Kossi Aguessy ist Künstler und Designer mit togolesischen und brasilianischen Wurzeln. Aufgewachsen in New York studierte er später Industriedesign und Innenarchitektur am Central St Martin´s College in London. Aguessy ist bekannt für die Verwendung unterschiedlicher Materialien. Heute lebt der Designer in Togo, Frankreich und den Vereinigten Staaten.
„Flow of Forms/ Forms of Flow“ präsentiert Weiterentwicklungen von Designobjekten aus Aguessys Newbia-Anticipation-Project, einem Designexperiment, das er seit vielen Jahren immer wieder aufnimmt und weiterspinnt. Ausgangsbasis des Projekts ist die Frage, was wäre Afro-Ästhetik heute, wenn sich das Design in Techniken und Formgebungen linear weiter entwickelt hätte und die Entwicklung von Technologien und Techniken der frühen Hochkulturen Afrikas nicht mit der Kolonisation unterbrochen worden wären. Denn was heute als afrikanische Ästhetik gelte, so Aguessy, beruhe häufig auf einer Summe von Entlehnungen, westlichen Nachahmungen und Adaptionen.
In einem Gespräch befragten wir Kossi Aguessy über seine Motivation zu diesem Projekt und seinem Verständnis von seiner Arbeit als Designer.
Could you please explain more your intentions for starting the „Newbia-Anticipation“ design project already at a young age?
Let’s say I have done some designs simple for a purpose of justice and balance. I grew up in a society with reference on a daily base in terms of objects, habits, models, and none of these were from this continent. […] It all begun with a fatigue of seeing African usual objects, this very ones reflecting the core of entire societies traditions, presented only as antiques, as if we were dead and buried.
These societies had been forced to decline, to forget what and who they were for putting someone’s cultural outfits on, and yes I do believe if they haven’t been forced to this violent morphing, they will have transformed as naturally as the western cultures, and these forms and objects would have provided something totally part of our contemporary life. […] I took the whole process first as an anticipation exercise, as I said because I faced an absence I couldn’t deal with as an human being, as an African, as an African artist.

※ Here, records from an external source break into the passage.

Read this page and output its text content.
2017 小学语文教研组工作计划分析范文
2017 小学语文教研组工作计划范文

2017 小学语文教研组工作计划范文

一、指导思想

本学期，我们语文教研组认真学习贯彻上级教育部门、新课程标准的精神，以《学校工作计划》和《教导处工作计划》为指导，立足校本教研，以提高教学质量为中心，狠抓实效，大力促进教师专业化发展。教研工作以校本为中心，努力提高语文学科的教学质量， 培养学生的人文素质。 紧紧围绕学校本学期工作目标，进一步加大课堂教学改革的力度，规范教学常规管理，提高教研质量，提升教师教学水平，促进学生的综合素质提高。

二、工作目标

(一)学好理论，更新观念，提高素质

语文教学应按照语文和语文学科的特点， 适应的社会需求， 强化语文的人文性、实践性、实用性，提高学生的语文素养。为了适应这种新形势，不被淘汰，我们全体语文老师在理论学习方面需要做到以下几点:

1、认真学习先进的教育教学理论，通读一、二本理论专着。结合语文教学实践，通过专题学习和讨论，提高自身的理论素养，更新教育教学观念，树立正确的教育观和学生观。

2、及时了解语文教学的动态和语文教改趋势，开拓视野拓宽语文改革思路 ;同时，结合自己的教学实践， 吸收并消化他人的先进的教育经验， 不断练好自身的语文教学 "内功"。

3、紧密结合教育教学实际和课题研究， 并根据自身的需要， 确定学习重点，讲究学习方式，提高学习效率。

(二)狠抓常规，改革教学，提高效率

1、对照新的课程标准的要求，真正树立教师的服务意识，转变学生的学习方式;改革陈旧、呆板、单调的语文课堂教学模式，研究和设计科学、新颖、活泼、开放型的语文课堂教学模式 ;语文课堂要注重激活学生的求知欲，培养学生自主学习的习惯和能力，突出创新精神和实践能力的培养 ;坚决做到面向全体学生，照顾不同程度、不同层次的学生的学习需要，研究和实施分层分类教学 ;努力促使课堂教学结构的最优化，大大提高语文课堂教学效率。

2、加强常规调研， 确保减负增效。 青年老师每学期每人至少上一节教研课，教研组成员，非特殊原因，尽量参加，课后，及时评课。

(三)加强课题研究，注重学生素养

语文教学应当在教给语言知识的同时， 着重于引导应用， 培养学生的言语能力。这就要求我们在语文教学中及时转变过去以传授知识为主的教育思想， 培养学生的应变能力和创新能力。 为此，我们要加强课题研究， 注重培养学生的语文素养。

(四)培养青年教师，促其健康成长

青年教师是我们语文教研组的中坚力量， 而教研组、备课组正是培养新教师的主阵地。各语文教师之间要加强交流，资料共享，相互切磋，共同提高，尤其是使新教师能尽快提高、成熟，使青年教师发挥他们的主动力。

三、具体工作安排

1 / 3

As a Teenager, I’ve spent my time wondering why in sci-fi movies, every landscape, every object I could see was western or Asian based. I’ve finally understood that somewhere our legacy had been locked in the past, that we couldn’t be „futuristic“ in the eyes of our fellow European, simply because let say it, they did not even consider us being part of the present. Our legacy was considering in the worst cases as backward or, supreme honour, exhibited as relics of lost „primitive“ cultures in western exhibition. Someone had to do this anticipation work anyway, it wasn’t passion driven, it was necessity based. We had to exist. Then I’ve discovered the richness, the incredible complexity of the African everyday artefacts.
Would you still call yourself an „African designer“? Where do you see the problems and difficulties of this classification?
I would like my fellows to consider me as a human being, an artist and a maker (a designer if they want) who happens to be African. […]. I refuse this „African designer“ or „African artist“ because I am perfectly aware of what it carries. This „what“ I’ve being fighting for almost two decades now.
First of all, Africa is a vast continent, not a nationality or a new citizenship (unless someone has created it without broadcasting the information). This continent is even less some sort of a fancy trendy label meant to nourish whatever the fantasies of some of us are.
Add to this analysis the fact I do really fancy the term „designer“ right now, because it had been emptied of it sense and contain, and you will understand why I cannot reflect in the „African Designer’s mirror. Everyone dropping a sketch of a chair every now and then nowadays, claims the “designer“ label. Visit Maison et Objects or the Milan’s Salone Del Mobile, all of it became a bit boring, with the same sempiternal clichés and a serious lack of diversity. Mainstream Design had become a vanity fair made of labels and acquaintances, instead of the wonderful research and evolution field it was meant to be.
Your objects e.g. i-doll are remarkable for their futuristic forms, where is your inspiration for these forms coming from?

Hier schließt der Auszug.